Miesiąc temu Karolina z Liloppi zaproponowała mi przetestowanie nowej włóczki Swing.
Wykorzystałam tę propozycję do stworzenia mojego pierwszego samodzielnego projektu - oto mój ażurowy szal Ocean.
Włóczka Swing to miękka i niezwykle przyjemna mieszanka akrylu z merynosem 50/50 produkcji włoskiej. Dość dobrze się blokuje, a największym jej atutem są pięknie układające się kolory.
Na specjalne zamówienie dziewczyny z Liloppi ukręciły mi trzy moteczki do projektu.
Projektowanie łączy się z pruciem, moje pierwsze podejście nie spodobało mi się, szerokość była za mała i to obramowanie ściegiem francuskim zbyt ciężkie.
Przedłużyłam wzór środka szala i zrezygnowałam z wykończenia ściegiem francuskim.
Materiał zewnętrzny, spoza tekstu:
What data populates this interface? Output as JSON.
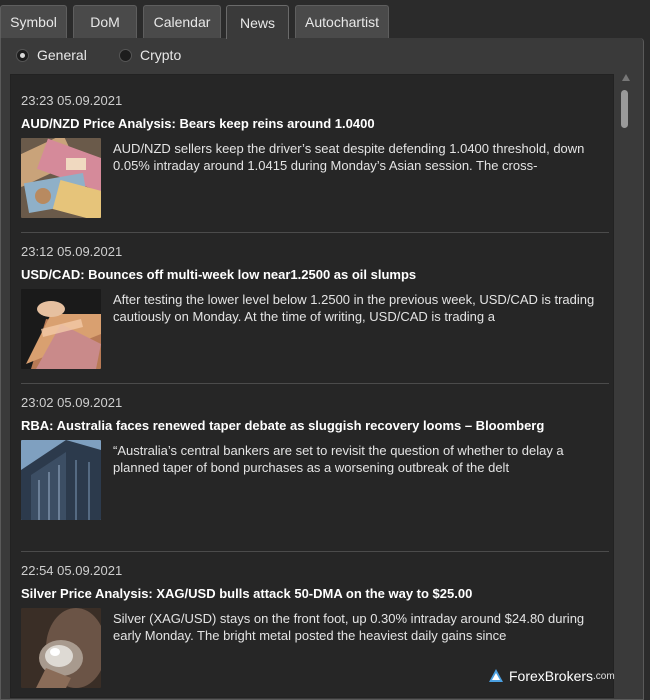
{
  "tabs": [
    {
      "label": "Symbol"
    },
    {
      "label": "DoM"
    },
    {
      "label": "Calendar"
    },
    {
      "label": "News",
      "active": true
    },
    {
      "label": "Autochartist"
    }
  ],
  "filters": [
    {
      "label": "General",
      "selected": true
    },
    {
      "label": "Crypto",
      "selected": false
    }
  ],
  "news": [
    {
      "timestamp": "23:23 05.09.2021",
      "title": "AUD/NZD Price Analysis: Bears keep reins around 1.0400",
      "summary": "AUD/NZD sellers keep the driver’s seat despite defending 1.0400 threshold, down 0.05% intraday around 1.0415 during Monday’s Asian session. The cross-",
      "thumb_icon": "banknotes-image"
    },
    {
      "timestamp": "23:12 05.09.2021",
      "title": "USD/CAD: Bounces off multi-week low near1.2500 as oil slumps",
      "summary": "After testing the lower level below 1.2500 in the previous week, USD/CAD is trading cautiously on Monday. At the time of writing, USD/CAD is trading a",
      "thumb_icon": "cash-fan-image"
    },
    {
      "timestamp": "23:02 05.09.2021",
      "title": "RBA: Australia faces renewed taper debate as sluggish recovery looms – Bloomberg",
      "summary": "“Australia’s central bankers are set to revisit the question of whether to delay a planned taper of bond purchases as a worsening outbreak of the delt",
      "thumb_icon": "bank-building-image"
    },
    {
      "timestamp": "22:54 05.09.2021",
      "title": "Silver Price Analysis: XAG/USD bulls attack 50-DMA on the way to $25.00",
      "summary": "Silver (XAG/USD) stays on the front foot, up 0.30% intraday around $24.80 during early Monday. The bright metal posted the heaviest daily gains since",
      "thumb_icon": "silver-nugget-image"
    }
  ],
  "watermark": {
    "brand": "ForexBrokers",
    "suffix": ".com"
  }
}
Ta wersja bardziej mi się podobała.
Szal robiłam na drutach nr 3,5.
Tak wygląda dzianina ażurowa przed blokowaniem, czyli naciąganiem na mokro...
W trakcie blokowania brakowało mi już wersalki, ale się udało.
Wielkość gotowego szala: 184 x 58 cm.
Sklep Liloppi.pl poszerza ofertę kolorystyczną tej włóczki, sama skusiłam się na kolejne moteczki.
Będą kolejne prace z tej niezwykle miękkiej wełenki.